PinkHeart5913 · 28/09/2017 09:31

I don't understand this at all, you want him to not drink just because you can't Confused I just find it a very odd way to think

Ok so you can't drink but pregnant women can still go out and have fun and now is the time to make the most of going for dinner etc with friends as the first few months with a new born can be hectic.

Bluntness100 · 28/09/2017 09:33

I think it’s very unreasonable to expect him not to socialise because you don’t want to and not to drink because you can’t.

MiddleClassProblem · 28/09/2017 09:38

But why can't you organise things with your friends of an evening that isn't clubbing or bars? Dinner or cinema? If you want to be in bed by 11 then you can get home for 10 and they can club after if they really must.

Notonthestairs · 28/09/2017 09:39

Does he also need to give up blue cheese, pate, shellfish and whatever else is on the list for pregnant women?
No, I thought not.Grin

IhaveapenIhavepineapple · 28/09/2017 09:54

Does he also need to give up blue cheese, pate, shellfish and whatever else is on the list for pregnant women?
No, I thought not.grin

None of those would make the OP's husband sleep until lunchtime. I think YANBU OP.

IhaveapenIhavepineapple · 28/09/2017 09:55

Bolding failure.

Notonthestairs · 28/09/2017 10:06

Ok point taken but if he agreed to get up by say 10am would that make it ok?

specialsubject · 28/09/2017 10:07

Dull friends and no hobbies issue. If all either of you do is swill to oblivion, and that is the only point of a night out, then that's something you cant do with a total dependent in the house.

Good times can be had without getting hammered, but possibly not with these people.

Best of luck and hope you dont need it.

AnUtterIdiot · 28/09/2017 10:10

This reply has been deleted

Message withdrawn at poster's request.

waterlego6064 · 28/09/2017 10:25

mollifly, why do you have to 'look after' your partner's hangover? He's not ill! On the rare occasions my OH has been so hungover he can't get up, I just leave him to fester and get on with my day.

Also, not sure why you'd stay awake all night to monitor him. If his drinking is so bad that you think he might actually die in the night, that sounds like a huge problem.
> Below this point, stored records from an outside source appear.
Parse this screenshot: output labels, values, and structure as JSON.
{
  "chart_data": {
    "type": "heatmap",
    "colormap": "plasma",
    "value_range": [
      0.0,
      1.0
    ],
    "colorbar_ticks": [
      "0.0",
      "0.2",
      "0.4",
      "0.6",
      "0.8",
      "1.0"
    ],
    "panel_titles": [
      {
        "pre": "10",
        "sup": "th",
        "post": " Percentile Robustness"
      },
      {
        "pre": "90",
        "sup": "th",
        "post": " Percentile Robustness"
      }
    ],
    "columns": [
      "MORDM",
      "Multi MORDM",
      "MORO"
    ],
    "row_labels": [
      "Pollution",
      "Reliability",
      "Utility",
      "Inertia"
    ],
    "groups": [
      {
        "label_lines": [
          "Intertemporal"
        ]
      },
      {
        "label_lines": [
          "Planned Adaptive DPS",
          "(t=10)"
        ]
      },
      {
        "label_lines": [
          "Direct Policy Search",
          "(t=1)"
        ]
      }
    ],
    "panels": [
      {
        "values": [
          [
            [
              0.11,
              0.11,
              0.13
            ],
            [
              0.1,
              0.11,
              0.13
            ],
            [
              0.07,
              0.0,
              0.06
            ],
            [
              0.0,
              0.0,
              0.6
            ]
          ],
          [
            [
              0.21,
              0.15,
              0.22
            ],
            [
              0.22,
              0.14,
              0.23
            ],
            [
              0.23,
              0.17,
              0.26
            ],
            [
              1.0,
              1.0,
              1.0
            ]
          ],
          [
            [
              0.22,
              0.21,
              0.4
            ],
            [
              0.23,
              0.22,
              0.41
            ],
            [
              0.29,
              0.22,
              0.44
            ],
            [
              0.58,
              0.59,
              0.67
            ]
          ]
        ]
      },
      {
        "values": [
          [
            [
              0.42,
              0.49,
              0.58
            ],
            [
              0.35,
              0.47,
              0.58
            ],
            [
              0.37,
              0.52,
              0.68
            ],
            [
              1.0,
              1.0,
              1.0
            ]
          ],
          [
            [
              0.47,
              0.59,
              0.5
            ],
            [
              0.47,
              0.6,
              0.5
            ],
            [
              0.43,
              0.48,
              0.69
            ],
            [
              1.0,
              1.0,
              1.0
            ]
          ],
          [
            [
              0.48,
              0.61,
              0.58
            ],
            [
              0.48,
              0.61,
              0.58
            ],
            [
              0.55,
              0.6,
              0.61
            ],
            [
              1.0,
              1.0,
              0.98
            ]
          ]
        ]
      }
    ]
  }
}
IhaveapenIhavepineapple · 28/09/2017 10:47

Ok point taken but if he agreed to get up by say 10am would that make it ok?

To me, yes it would. I said YANBU to the OP more thinking of my own situation where we tend to drink at home and I find drunk people irritating when I'm sober so DP drank far less when I was pregnant but I'm revising that stance now, because OP is talking about her DH going out. That wouldn't bother me as long as it's not all the time. If it didn't impact on me then I wouldn't object.